Another piece of research from the University of Ulster and the University of Kent found businesses with access to data from loyalty programs were more likely to turn that data into actionable insights. Additionally, smaller businesses with access to data were more able to include more employees in the decision making process, strengthening the possibility of making wise decisions.
However, many Australian businesses aren’t ready. One study from PricewaterhouseCoopers found that only 61% of businesses said their process is “somewhat guided” by data.
Another Infosys study found 23% of Australian business leaders don’t believe they have the skills to take advantage of AI.
Yet this comes at a time when access to data analysis and visualisation tools are easier than ever. IBM’s Watson program and tools such as Tableau are available at low cost, allowing even smaller businesses to access the power of information analysis.
Dr Theo Gazos is the managing director of Predictive Analytics Group, which sells analytics software and platforms to clients including the federal government. Gazos says in order for businesses to access the benefits of machine learning and data, they need to start now.

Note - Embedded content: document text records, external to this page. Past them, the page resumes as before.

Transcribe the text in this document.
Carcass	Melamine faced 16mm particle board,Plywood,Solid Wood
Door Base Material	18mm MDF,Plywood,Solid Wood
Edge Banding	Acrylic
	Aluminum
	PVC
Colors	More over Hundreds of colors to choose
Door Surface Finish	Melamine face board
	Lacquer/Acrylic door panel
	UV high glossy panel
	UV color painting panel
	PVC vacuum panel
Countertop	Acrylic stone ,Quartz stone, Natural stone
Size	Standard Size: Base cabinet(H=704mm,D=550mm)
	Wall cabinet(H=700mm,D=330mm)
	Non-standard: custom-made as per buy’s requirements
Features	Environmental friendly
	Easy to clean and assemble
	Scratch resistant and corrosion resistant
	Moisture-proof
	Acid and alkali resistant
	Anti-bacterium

“Seek it out and try to understand it. You need to do that now to be ahead of the curve,” he says.
“The issue will come down to which industries and sectors are more vulnerable to distortion — those that have a lot of data, and are human resources intensive.”
Gazos says the legal industry has already seen the beginnings of this move, with businesses starting to use AI tools to trawl through paperwork and research.
“The application of these technologies are in their infancy. But they will become more efficient … so you need to understand it. Get what you can out of your data and your current information,” he says.
Gazos says many businesses need to think of artificial intelligence and data as tools, not adversaries. In fact, he says, when working with business teams who are hesitant that AI can replace their own jobs, data and machine learning enables them to create new roles and focus on more important tasks.
“If you embrace it, you’ll find that’s it not just about replacing people. You’re creating new opportunities,” he says.